A Device Driver Has Corrupted The Executive Memory Pool Windows 2000

 

May 23, 2005 I still suspect a driver. What do you use: - Windows 2000. A device driver has corrupted the executive memory. Has corrupted the executive memory pool. Windows 2000 Stop Messages This Stop. That might help pinpoint the device or driver that is. Another kernel-mode driver requiring nonpaged pool memory can also. Jan 07, 2017 Advanced troubleshooting for 'Stop error. If Windows XP does not supply a device driver for your. If you are running Microsoft Windows 2000.

A Device Driver Has Corrupted The Executive Memory Pool Windows 2000

• Introduction This is the third edition of the Writing Device Drivers articles. The first article helped to simply get you acquainted with device drivers and a simple framework for developing a device driver for NT. The second tutorial attempted to show how to use IOCTLs and display what the memory layout of Windows NT is. Danfo Driver Music Mp3 Download. In this edition, we will go into the idea of contexts and pools. The driver we write today will also be a little more interesting as it will allow two user mode applications to communicate with each other in a simple manner. We will call this the “poor man’s pipes” implementation.

What is a Context? This is a generic question, and if you program in Windows, you should understand the concept. In any case, I will give a brief overview as a refresher. A context is a user-defined data structure (users are developers) which an underlying architecture has no knowledge of what it is. What the architecture does do is pass this context around for the user so in an event driven architecture, you do not need to implement global variables or attempt to determine what object, instance, data structure, etc.

A Device Driver Has Corrupted The Executive Memory Pool Windows 2000

The request is being issued for. In Windows, some examples of using contexts would be SetWindowLong with GWL_USERDATA, EnumWindows, CreateThread, etc. These all allow you to pass in contexts which your application can use to distinguish and implement multiple instances of functions using only one implementation of the function. Device Context If you recall, in the first article, we learned how to create a device object for our driver. The driver object contains information related to the physical instance of this driver in memory. There is obviously only one per driver binary and it contains things such as the function entry points for this binary. There can be multiple devices associated with the same binary as we know we can simply call “ IoCreateDevice” to create any number of devices that are handled by a single driver object.
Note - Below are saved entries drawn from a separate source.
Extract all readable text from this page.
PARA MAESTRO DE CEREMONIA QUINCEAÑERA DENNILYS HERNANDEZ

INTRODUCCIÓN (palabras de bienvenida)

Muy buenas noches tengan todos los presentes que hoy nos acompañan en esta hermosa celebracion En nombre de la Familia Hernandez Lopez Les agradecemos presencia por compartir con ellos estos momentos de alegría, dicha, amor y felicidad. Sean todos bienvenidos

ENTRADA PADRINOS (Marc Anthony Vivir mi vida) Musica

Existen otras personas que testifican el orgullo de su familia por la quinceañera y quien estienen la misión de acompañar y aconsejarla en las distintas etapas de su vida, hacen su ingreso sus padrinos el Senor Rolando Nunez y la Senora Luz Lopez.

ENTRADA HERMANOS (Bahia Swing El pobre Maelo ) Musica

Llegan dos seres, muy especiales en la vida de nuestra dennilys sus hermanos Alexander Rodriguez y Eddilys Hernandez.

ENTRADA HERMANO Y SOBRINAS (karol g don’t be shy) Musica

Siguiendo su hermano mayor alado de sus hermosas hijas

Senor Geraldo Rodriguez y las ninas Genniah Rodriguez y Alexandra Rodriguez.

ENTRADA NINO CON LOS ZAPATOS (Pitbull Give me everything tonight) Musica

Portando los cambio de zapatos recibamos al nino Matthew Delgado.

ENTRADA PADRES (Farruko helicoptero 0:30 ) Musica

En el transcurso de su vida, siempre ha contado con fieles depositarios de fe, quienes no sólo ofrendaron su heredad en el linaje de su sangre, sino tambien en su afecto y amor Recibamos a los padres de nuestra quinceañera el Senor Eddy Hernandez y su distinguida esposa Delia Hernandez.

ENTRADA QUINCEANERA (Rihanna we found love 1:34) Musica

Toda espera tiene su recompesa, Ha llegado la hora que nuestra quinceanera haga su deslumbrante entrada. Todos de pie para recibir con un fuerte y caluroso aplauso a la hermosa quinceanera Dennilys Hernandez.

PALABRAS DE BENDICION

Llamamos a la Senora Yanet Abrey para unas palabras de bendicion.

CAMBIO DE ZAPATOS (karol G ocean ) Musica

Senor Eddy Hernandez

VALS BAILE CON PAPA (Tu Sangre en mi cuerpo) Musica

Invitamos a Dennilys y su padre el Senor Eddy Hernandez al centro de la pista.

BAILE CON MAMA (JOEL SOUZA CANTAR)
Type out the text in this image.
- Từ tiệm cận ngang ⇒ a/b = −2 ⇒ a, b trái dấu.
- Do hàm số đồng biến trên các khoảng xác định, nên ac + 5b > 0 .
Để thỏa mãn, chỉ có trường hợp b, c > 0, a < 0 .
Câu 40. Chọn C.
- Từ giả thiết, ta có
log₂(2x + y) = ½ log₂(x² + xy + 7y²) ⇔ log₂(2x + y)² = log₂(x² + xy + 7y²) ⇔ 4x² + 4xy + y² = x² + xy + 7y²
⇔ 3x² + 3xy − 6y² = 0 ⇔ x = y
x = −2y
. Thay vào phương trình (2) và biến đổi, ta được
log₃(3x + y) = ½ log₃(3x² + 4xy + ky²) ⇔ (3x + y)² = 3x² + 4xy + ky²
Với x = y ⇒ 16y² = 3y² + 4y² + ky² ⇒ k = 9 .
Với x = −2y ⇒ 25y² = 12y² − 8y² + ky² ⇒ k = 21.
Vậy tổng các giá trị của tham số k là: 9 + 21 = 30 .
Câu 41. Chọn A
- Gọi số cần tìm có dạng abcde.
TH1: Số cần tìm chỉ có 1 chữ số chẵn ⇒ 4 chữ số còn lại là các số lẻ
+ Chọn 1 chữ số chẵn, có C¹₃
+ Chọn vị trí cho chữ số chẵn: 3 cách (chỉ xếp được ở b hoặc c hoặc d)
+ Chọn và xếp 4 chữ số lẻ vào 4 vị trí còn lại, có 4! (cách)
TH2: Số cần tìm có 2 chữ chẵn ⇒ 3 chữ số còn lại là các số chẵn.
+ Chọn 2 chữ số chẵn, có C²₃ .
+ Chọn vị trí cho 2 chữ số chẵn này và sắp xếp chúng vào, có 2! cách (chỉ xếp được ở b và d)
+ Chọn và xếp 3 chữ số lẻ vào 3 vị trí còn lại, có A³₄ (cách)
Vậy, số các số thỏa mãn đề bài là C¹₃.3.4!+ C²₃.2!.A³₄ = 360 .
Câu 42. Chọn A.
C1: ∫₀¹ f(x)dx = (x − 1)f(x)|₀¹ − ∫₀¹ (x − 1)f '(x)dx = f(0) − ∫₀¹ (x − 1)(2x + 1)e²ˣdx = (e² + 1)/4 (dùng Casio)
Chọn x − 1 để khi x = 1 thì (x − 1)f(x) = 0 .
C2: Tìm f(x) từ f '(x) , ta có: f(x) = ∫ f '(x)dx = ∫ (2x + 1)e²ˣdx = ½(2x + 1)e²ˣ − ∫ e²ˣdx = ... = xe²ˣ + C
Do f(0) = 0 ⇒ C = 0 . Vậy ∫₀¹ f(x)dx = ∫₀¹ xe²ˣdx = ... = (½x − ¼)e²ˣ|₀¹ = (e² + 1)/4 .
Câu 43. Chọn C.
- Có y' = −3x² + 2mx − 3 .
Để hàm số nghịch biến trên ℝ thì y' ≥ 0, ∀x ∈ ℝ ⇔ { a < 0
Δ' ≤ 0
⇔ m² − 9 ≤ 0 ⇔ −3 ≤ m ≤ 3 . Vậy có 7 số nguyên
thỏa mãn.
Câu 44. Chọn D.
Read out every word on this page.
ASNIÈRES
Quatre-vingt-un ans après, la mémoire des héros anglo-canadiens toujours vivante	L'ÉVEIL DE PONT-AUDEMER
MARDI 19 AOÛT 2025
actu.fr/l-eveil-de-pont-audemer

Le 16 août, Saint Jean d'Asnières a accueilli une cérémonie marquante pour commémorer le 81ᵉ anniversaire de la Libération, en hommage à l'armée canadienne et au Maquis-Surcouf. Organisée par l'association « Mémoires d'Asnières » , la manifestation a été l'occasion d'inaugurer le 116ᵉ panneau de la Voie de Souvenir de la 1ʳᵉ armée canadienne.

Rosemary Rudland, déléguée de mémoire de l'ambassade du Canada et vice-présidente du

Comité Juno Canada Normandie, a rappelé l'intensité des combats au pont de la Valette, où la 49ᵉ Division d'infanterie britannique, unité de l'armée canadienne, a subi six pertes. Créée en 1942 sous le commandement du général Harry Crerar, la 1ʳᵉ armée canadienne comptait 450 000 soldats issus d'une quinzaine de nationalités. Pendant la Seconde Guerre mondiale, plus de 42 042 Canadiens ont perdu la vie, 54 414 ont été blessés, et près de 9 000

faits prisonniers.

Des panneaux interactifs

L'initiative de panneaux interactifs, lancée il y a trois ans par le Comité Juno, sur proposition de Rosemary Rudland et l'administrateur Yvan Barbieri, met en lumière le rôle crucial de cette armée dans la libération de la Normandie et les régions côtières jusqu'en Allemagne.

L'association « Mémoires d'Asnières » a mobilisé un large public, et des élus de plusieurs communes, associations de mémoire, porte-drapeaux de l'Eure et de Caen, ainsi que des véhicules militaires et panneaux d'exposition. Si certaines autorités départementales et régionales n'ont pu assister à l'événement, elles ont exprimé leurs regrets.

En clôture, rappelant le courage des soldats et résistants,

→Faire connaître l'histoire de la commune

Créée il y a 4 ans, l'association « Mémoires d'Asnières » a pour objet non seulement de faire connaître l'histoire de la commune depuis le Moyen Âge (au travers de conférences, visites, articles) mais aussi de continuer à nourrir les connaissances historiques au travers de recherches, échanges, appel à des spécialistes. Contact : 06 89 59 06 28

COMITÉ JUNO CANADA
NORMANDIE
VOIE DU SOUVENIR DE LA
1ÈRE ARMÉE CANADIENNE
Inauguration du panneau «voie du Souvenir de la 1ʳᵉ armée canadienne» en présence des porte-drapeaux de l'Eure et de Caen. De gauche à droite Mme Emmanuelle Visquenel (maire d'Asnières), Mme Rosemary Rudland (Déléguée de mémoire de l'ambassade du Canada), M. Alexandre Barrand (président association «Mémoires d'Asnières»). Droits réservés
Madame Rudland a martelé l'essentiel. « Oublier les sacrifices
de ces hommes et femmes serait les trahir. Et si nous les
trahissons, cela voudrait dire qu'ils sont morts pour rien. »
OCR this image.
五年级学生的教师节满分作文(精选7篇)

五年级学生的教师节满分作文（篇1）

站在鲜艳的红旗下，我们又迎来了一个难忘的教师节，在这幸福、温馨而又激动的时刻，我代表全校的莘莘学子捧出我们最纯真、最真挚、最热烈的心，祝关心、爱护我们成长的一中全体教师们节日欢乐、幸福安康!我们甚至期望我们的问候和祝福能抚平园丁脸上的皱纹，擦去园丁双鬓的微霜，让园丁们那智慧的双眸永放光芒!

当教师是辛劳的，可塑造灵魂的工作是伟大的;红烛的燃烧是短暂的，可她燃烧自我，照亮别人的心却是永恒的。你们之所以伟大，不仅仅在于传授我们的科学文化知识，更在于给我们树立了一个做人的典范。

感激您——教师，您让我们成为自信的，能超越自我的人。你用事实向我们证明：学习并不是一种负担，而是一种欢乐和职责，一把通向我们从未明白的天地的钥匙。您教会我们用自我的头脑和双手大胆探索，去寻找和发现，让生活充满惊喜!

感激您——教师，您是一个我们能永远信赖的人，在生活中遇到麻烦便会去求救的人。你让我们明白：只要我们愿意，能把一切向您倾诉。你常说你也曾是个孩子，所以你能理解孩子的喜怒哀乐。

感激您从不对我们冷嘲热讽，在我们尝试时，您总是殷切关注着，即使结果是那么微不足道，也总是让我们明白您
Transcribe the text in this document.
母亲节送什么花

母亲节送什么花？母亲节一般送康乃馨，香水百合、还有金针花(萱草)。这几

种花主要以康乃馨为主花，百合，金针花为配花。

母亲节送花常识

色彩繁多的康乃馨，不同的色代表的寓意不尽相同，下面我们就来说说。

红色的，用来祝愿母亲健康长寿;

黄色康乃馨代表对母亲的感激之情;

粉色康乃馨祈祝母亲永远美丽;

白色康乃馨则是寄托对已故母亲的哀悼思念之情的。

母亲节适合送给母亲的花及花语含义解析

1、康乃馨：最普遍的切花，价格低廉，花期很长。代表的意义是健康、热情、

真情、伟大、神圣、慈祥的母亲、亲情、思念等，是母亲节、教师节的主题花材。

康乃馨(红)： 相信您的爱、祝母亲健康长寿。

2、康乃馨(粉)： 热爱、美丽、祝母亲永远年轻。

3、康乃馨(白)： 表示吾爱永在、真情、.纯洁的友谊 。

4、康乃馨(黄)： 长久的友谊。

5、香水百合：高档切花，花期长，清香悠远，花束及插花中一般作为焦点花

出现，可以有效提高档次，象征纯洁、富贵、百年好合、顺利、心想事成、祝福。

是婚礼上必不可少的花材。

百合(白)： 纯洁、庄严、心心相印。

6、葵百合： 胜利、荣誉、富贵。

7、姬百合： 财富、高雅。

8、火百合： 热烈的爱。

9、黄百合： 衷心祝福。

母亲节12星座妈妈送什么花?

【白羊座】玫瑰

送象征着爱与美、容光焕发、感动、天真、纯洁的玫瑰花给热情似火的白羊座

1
This is the reason that all entry points send in a device object instead of a driver object, so you can determine which device the function is being invoked for. The device objects point back to the driver object so you can still relate back to it. NtStatus = IoCreateDevice(pDriverObject, sizeof(EXAMPLE_DEVICE_CONTEXT), &usDriverName, FILE_DEVICE_UNKNOWN, FILE_DEVICE_SECURE_OPEN, FALSE, &pDeviceObject).

/* * Per-Device Context, User Defined */ pExampleDeviceContext = (PEXAMPLE_DEVICE_CONTEXT)pDeviceObject->DeviceExtension; KeInitializeMutex(&pExampleDeviceContext->kListMutex, 0); pExampleDeviceContext->pExampleList = NULL; The “ IoCreateDevice” function contains a parameter for the size of a “Device Extension”. This can then be used to create the “deviceextension” member of the device object and this represents the user defined context.

You can then create your own data structure to be passed around and used with each device object. If you define multiple devices for a single driver, you may want to have a single shared member among all your device contexts as the first member so you can quickly determine which device this function is being invoked for. The device represents the Device Name. The context will generally contain any type of list which would need to be searched for this device, or attributes and locks for this device.

An example of data which would be global per device would be free space on a disk drive. If you have three devices which each representing a particular disk drive image, the attributes which are particular for a certain device would be global for each instance of a device. As mentioned, the volume name, free space, used space, etc. Would be per-device but global for all instances of the device. Resource Context This is something new but you can open a device with a longer string to specify a certain resource managed by the device itself. Python Ghostscript Pdf To Png.

In the case of the file system, you would actually be specifying a file name and file path. As an example, the device can actually be opened by using Device A Program Files myfile.txt. Then the driver may want to allocate a context which is global for all processes who open this particular resource.